'You can't know something until you know it'
In college I had a mentor who taught me many things I cannot put into words. But one of those things she put into words herself, and I have never forgotten them: “You can’t know something until you know it.”
By this I think she meant I should be patient with myself, and even with the person I used to be, taking into account that no one is born knowing everything. Wisdom comes from experience. We only get experience by living, so when we are young we sometimes do not yet know how to be wise. If you understand this, you can give yourself and others grace.
I’ve been thinking about this lesson during the past three months as I’ve watched my baby learn to smile, then coo, then grow so tall her clothes no longer fit around her shoulders. When I first learned I was pregnant last spring, I couldn’t know what I didn’t know. I was terrified that having a child would somehow subtract life from my days. I thought I would never write my book, talk to grown-ups anymore, have a clean house, be skinny, or learn to draw. I thought my dreams wouldn’t come true. For some reason, though my head knew it, my emotions never registered the obvious principle that a new life would bring life, not death. I even felt the terrifying impulse women might feel before they get abortions: Something in my body is about to change my life radically, and maybe in a way I will not like.
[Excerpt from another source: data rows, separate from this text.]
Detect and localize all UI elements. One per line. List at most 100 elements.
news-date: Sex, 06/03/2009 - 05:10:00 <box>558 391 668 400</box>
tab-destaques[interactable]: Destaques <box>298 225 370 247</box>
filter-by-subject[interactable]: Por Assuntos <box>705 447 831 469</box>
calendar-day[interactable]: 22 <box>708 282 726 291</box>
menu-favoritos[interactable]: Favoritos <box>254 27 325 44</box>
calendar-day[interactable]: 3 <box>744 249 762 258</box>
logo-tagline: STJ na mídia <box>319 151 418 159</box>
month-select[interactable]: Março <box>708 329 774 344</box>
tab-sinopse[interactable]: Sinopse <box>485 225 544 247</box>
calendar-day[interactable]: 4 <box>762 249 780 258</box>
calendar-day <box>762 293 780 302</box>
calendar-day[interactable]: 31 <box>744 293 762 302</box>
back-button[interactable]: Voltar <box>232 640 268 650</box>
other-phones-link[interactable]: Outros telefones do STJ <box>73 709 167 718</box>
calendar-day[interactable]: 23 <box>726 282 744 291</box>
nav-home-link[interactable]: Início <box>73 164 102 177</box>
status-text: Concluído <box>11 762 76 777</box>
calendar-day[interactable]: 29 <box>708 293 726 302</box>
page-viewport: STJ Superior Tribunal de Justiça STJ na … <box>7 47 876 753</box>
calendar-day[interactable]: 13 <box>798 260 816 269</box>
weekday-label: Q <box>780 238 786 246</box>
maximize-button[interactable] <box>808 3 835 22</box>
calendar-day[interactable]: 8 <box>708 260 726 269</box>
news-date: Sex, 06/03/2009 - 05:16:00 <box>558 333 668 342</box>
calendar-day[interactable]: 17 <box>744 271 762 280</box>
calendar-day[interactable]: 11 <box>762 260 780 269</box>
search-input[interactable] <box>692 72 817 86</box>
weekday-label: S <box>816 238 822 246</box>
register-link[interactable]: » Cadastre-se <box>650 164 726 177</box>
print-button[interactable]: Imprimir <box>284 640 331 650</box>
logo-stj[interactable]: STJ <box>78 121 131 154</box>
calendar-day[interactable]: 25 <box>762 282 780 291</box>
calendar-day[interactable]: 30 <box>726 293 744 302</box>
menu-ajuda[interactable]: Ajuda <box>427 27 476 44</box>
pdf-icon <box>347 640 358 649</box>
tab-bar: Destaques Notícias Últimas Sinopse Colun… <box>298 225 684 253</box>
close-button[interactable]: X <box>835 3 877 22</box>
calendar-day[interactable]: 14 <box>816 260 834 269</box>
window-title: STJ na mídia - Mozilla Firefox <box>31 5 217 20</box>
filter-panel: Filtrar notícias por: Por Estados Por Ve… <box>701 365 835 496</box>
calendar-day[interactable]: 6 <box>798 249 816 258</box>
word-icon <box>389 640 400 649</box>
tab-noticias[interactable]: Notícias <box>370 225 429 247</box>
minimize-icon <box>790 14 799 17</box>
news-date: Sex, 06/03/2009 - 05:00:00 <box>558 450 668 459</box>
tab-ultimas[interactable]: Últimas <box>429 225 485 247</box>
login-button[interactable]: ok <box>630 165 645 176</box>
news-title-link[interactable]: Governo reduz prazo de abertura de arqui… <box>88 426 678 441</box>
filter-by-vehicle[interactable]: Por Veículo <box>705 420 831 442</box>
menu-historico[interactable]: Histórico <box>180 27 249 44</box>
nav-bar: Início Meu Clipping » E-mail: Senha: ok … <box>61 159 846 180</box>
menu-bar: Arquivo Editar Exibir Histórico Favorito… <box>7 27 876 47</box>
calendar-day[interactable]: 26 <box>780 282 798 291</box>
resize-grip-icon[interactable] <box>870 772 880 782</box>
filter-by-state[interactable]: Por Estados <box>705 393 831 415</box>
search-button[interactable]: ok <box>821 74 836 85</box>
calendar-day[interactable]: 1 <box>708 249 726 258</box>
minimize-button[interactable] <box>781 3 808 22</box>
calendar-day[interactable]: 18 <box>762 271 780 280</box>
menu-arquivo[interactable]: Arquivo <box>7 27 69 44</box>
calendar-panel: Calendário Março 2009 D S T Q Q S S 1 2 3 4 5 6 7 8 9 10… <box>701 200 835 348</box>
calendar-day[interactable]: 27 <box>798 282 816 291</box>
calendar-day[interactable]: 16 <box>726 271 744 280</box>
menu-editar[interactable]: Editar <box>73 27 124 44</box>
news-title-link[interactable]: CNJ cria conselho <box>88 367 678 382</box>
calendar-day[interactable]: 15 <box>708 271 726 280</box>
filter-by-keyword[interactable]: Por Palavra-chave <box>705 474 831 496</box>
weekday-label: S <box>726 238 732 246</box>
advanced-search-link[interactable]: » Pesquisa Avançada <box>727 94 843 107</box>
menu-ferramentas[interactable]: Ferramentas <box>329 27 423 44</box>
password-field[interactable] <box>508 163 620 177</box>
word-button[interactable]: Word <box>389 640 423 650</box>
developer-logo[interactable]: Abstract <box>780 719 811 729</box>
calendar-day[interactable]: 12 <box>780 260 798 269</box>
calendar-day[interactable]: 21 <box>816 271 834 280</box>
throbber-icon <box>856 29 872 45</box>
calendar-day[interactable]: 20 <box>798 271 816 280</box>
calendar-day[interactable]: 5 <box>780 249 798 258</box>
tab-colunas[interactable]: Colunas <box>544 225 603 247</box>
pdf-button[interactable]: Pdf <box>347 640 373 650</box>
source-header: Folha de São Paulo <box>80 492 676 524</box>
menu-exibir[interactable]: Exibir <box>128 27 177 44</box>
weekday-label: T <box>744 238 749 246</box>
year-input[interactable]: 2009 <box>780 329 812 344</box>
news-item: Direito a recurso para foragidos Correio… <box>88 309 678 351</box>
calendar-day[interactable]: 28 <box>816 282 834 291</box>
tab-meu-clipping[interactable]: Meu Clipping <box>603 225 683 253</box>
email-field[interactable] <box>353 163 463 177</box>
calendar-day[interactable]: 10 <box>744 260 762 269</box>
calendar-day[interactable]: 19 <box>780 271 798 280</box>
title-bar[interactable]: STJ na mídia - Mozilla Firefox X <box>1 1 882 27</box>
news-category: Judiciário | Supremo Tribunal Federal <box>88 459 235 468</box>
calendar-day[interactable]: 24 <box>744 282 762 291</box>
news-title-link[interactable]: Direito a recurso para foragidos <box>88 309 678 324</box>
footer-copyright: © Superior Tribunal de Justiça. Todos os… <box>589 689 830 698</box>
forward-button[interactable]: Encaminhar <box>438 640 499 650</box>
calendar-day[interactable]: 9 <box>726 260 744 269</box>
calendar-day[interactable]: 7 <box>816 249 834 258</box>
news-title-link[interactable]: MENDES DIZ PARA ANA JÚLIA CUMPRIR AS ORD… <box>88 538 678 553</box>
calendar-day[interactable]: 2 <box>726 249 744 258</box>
Can’t I go to the doctor and have this fixed? It was the words of God, and not my feelings, that told me what had happened in my body was sacred, mysterious, and stamped with the image of the Creator.
Since my daughter Bravery’s birth, I have met a few young women in a familiar stage: knowing they want to have children someday but worried that doing so will cut the pleasures of their life short. I have told them all what has surprised me most about motherhood—that having a child makes every day more fun. I tell them that every day I wake up and see my baby I feel like I’ve just had a fantastic sleepover with a new best friend. I tell them that I even find working and cleaning more fun than I used to. I give them good news from a far country, because that’s what I needed most when I was looking at the pregnancy test I thought sealed my doom. I tell them what Leslie Knope said in Parks and Recreation: You don’t have kids because the timing is perfect. You have kids because you and your husband have a great team, and you want to bring in some more players.
I also remember the words of my mentor, and know a young woman probably cannot understand the pleasure of motherhood in her heart until God gives her a child. But I brag on motherhood anyway, because our culture tells us wrong. It tells us that new life brings death to our social lives and dreams. But life brings life. And life with a child is going to be better than you could ever have imagined.